La Giunta comunale ha deciso. L’impianto d’illuminazione dello stadio “G. Voltini” sarà potenziato per adeguarlo alle normative federali che impongono almeno gli 800 lux per ottenere l’omologazione alla Serie C. Si procederà con un progetto e una gara pubblici.

Come si ricorderà, uno dei preventivi avanzati per l’adeguamento dell’illuminazione era di circa 700.000 euro, spesa ritenuta esagerata da molti. Qualcuno dice anche da membri della stessa maggioranza. Il nuovo progetto, però, potrebbe essere diverso e permettere di risparmiare. Una cosa, però, appare ormai certa: la Pergolettese, a oggi, visto il dilatarsi dei tempi (a 14 mesi dalla promozione dei gialloblù in C), sarà costretta a emigrare, almeno per una parte dell’imminente stagione sportiva 2020-2021. Non solo per le partire serali, ma per tutte le gare casalinghe: infatti senza le luci adeguate alle norme, lo stadio non è omologato. Difficile che le luci possano essere pronte nel giro di un mese, anzi impossibile. Entro il 29 luglio il Pergo deve iscriversi al campionato e non ci sono dubbi che lo farà. Ma la questione campo, prima o poi, va risolta.

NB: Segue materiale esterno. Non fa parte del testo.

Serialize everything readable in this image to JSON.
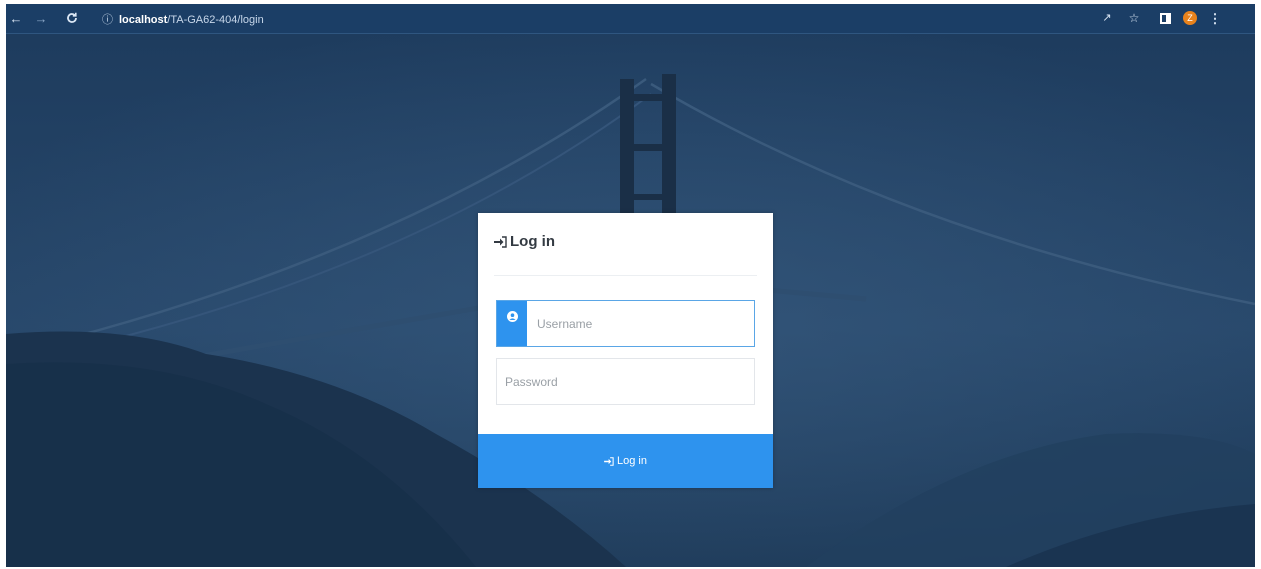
{
  "browser": {
    "url_host": "localhost",
    "url_path": "/TA-GA62-404/login",
    "profile_initial": "Z"
  },
  "login": {
    "title": "Log in",
    "username_placeholder": "Username",
    "password_placeholder": "Password",
    "submit_label": "Log in",
    "accent_color": "#2e93ee"
  }
}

“Le proposte son due, non si scappa: se non abbiamo il campo non possiamo iscriverci al campionato. O prendono (il Comune, ndr) un terreno di gioco altrove, naturalmente con le licenze Uefa (Piacenza, Monza…), oppure  prendono accordi con la Federazione che ha a disposizione torri faro per completare i lux che mancano per giocare”. Così aveva dichiarato sulle nostre colonne il dg gialloblù Cesare Fogliazza la scorsa settimana. Lo stesso Fogliazza s’era detto preoccupato per la situazione venutasi creare, avanzando quella che secondo lui sarebbe stata l’ipotesi migliore: “La cosa più intelligente sarebbe mettere le torri faro aggiuntive per permettere alla squadra di giocare in casa. Quando si procederà all’appalto e ai lavori si proseguirà poi con l’impianto definitivo”. Ma questa soluzione del noleggio pare non essere stata accolta perché, di fatto, l’amministrazione intende adeguare la struttura una volta per tutte e non percorrere soluzioni “emergenziali”, ritenute parziali e dispendiose. Lo stadio adeguato sarebbe poi pronto e disponibile per la categoria C, non solo per la Pergolettese, ma anche in caso di un’eventuale promozione futura del Crema 1908.